Media coverage of the overdose crisis has focused on victims' biological families and emergency personnel – the paramedics, police and firefighters responding to calls. But the impact on people's "hidden" families – street family, friends and inner-city workers – is equally profound. They're experiencing compounding grief from seeing so many loved ones die preventable and unjust deaths.

Palliative care focuses on quality of life for both the dying and their families. It teaches us about the impact that death and bereavement has on family members. But while service providers are often de facto family members for people living on or near the streets, they're neither acknowledged nor supported as such. Street family in particular can find themselves excluded from decision making, care and support at the end of a loved one's life.

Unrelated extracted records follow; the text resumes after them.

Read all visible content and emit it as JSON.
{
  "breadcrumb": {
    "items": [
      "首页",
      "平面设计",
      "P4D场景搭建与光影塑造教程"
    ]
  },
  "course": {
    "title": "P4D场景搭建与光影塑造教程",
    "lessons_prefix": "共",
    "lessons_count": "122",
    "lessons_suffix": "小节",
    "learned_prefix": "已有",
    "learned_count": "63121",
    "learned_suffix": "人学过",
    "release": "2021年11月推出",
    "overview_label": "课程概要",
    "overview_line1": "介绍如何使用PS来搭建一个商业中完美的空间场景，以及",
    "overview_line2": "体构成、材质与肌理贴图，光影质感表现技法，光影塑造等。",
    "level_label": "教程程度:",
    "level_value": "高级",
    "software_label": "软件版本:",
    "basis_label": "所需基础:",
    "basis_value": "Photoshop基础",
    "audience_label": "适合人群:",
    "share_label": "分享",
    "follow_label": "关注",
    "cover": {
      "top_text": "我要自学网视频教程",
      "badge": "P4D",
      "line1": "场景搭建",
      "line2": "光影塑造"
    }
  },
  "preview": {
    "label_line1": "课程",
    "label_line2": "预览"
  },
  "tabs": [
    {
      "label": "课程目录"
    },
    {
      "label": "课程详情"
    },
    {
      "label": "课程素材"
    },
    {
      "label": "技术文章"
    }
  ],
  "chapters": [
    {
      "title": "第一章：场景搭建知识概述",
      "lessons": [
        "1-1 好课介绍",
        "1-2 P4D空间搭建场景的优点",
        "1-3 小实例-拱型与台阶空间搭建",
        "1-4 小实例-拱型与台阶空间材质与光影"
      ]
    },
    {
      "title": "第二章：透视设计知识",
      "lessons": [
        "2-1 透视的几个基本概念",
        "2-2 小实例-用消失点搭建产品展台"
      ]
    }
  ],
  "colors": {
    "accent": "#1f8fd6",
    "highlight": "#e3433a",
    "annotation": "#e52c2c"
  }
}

A bare minimum to support the loved ones of a person dead from an overdose is recognition that people who use drugs are human and that their deaths are as tragic as any death. The service providers and street family who are the genuine "first responders" of this crisis need to know that the rest of us are there for them.

Communities across B.C. and Canada have been devastated by what's going on. But addressing this mass bereavement requires major structural change if we're to shift the tide of the overdose crisis, including an end to the criminalization of drug use.

We need equitable access and quality care, free from stigma and paternalism. We need a full spectrum of prevention, support and treatment services. We need to listen to people who use drugs when they tell us what they need.

We need guidance and leadership from the palliative care community on how best to support service providers, who cope with the loss of people they care about while feeling helpless to "fix" a problem that can't be solved at an individual level. Their greatest distress comes from knowing that were this any other population, the response to the crisis would be very different.

Deaths from overdose in B.C. rose 80 per cent between 2015-16 and are on track to rise almost 60 per cent again this year if the pattern of the past six months continues.

Bronwyn Barter, president of the Ambulance Paramedics and Emergency Dispatchers of BC, has characterized such staggering numbers as "the new normal." Knowing how much more could be done to prevent these deaths, we reject that description.

The crisis is painful on many levels. But the more insidious trauma and violence is knowing that so many of these deaths wouldn't happen in a society where every person is valued.